Jeva kemudian memilih untuk menunggu kabar sang pujaan hati sambil merebahkan tubuh bongsornya di atas ranjang. Dia pun kembali diserang oleh rasa kantuk hingga matanya tertutup.
Menjalani stase berat—atau lebih tepatnya di stase Obgyn—cukup menguras tenaga dan pikirannya. Alhasil, tidak jarang Jeva hanya menghabiskan hari Minggunya dengan tidur di kamar seharian. Sebab, untuk jalan dan kencan berdua dengan Biru pun tidak mungkin. Biru sama capeknya.
Seperti sekarang, di tengah-tengah agenda Jeva menunggu kabar Biru, dia lantas ketiduran. Kantuknya tak lagi tertahankan.
Sampai tak lama berselang, Jeva pun tidak terbangun dari mimpi indahnya ketika Biru datang. Biru bahkan beberapa kali mengetuk pintu kamarnya, namun tak ada jawaban. Alhasil, Biru perlahan membuka daun pintu kamar si pujaan hati hingga mendapati bahwa pacarnya sedang terlelap.
Senyum tipis merekah di bibir Biru kala dia melihat Jeva tidur dengan posisi menyamping dan memeluk guling. Ada rasa tidak tega untuk membangunkannya, apalagi Biru tau betul bagaimana aktifnya Jeva saat jaga di ruangan bersalin selama dua Minggu ini.

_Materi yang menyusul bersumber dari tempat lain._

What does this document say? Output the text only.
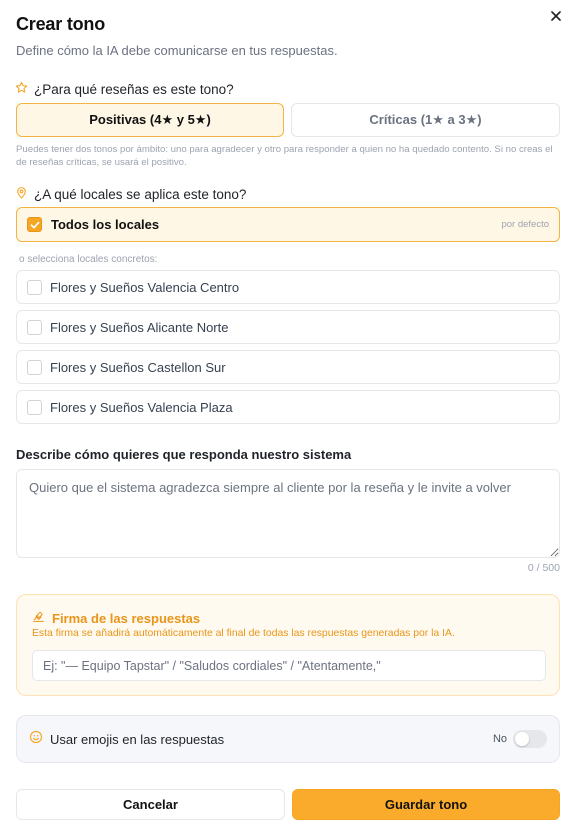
Crear tono
Define cómo la IA debe comunicarse en tus respuestas.
¿Para qué reseñas es este tono?
Positivas (4★ y 5★)	Críticas (1★ a 3★)
Puedes tener dos tonos por ámbito: uno para agradecer y otro para responder a quien no ha quedado contento. Si no creas el de reseñas críticas, se usará el positivo.
¿A qué locales se aplica este tono?
Todos los locales	por defecto
o selecciona locales concretos:
Flores y Sueños Valencia Centro
Flores y Sueños Alicante Norte
Flores y Sueños Castellon Sur
Flores y Sueños Valencia Plaza
Describe cómo quieres que responda nuestro sistema
Quiero que el sistema agradezca siempre al cliente por la reseña y le invite a volver
0 / 500
Firma de las respuestas
Esta firma se añadirá automáticamente al final de todas las respuestas generadas por la IA.
Ej: "— Equipo Tapstar" / "Saludos cordiales" / "Atentamente,"
Usar emojis en las respuestas	No
Cancelar	Guardar tono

Biru kemudian berjalan pelan ke arah ranjang Jeva lalu berakhir duduk di permukaan kasur. Biru mengusap lembut bahu pacarnya lalu mendekapnya dari belakang. Setelahnya, Biru menunduk dan mendaratkan sebuah kecupan sayang tepat di pipi kanan Jeva.
Jeva yang memang amat mudah untuk terbangun pun seketika membuka mata. Dia menoleh ke arah Biru dengan raut terkejut.
“Aku jadi bangunin kamu,” sesal Biru lalu kembali mengecup pipi Jeva, “Kamu tidur lagi aja dulu.”
“Kamu udah dari tadi di sini, Bi?”
Biru menggeleng, “Baru aja. Aku ketok-ketok pintu kamar kamu dari tadi, tapi kamu gak nyaut.”
“Eh, pas aku masuk, ternyata kamu lagi tidur.” timpal Biru sambil mengusap kepala Jeva. “Masih capek banget ya, Jev?”
“Gak kok, aku tiba-tiba ngantuk doang tadi pas nungguin kabar kamu. Mana WhatsApp kamu cuma centang satu lagi,” kata Jeva yang kini telah berbaring dengan posisi terlentang.
Biru pun mengambil kesempatan itu untuk ikut merebahkan tubuh di atas badan sang pacar sambil memeluk leher Jeva. Alhasil, kini dirinya menjadi guling bagi Jeva.
Jeva melingkarkan lengannya amat nyaman di pinggang Biru.
“Maaf ya, Sayang.” bujuk Biru lalu kembali mengecup Jeva, tapi kali ini pada bibir penuh pacarnya.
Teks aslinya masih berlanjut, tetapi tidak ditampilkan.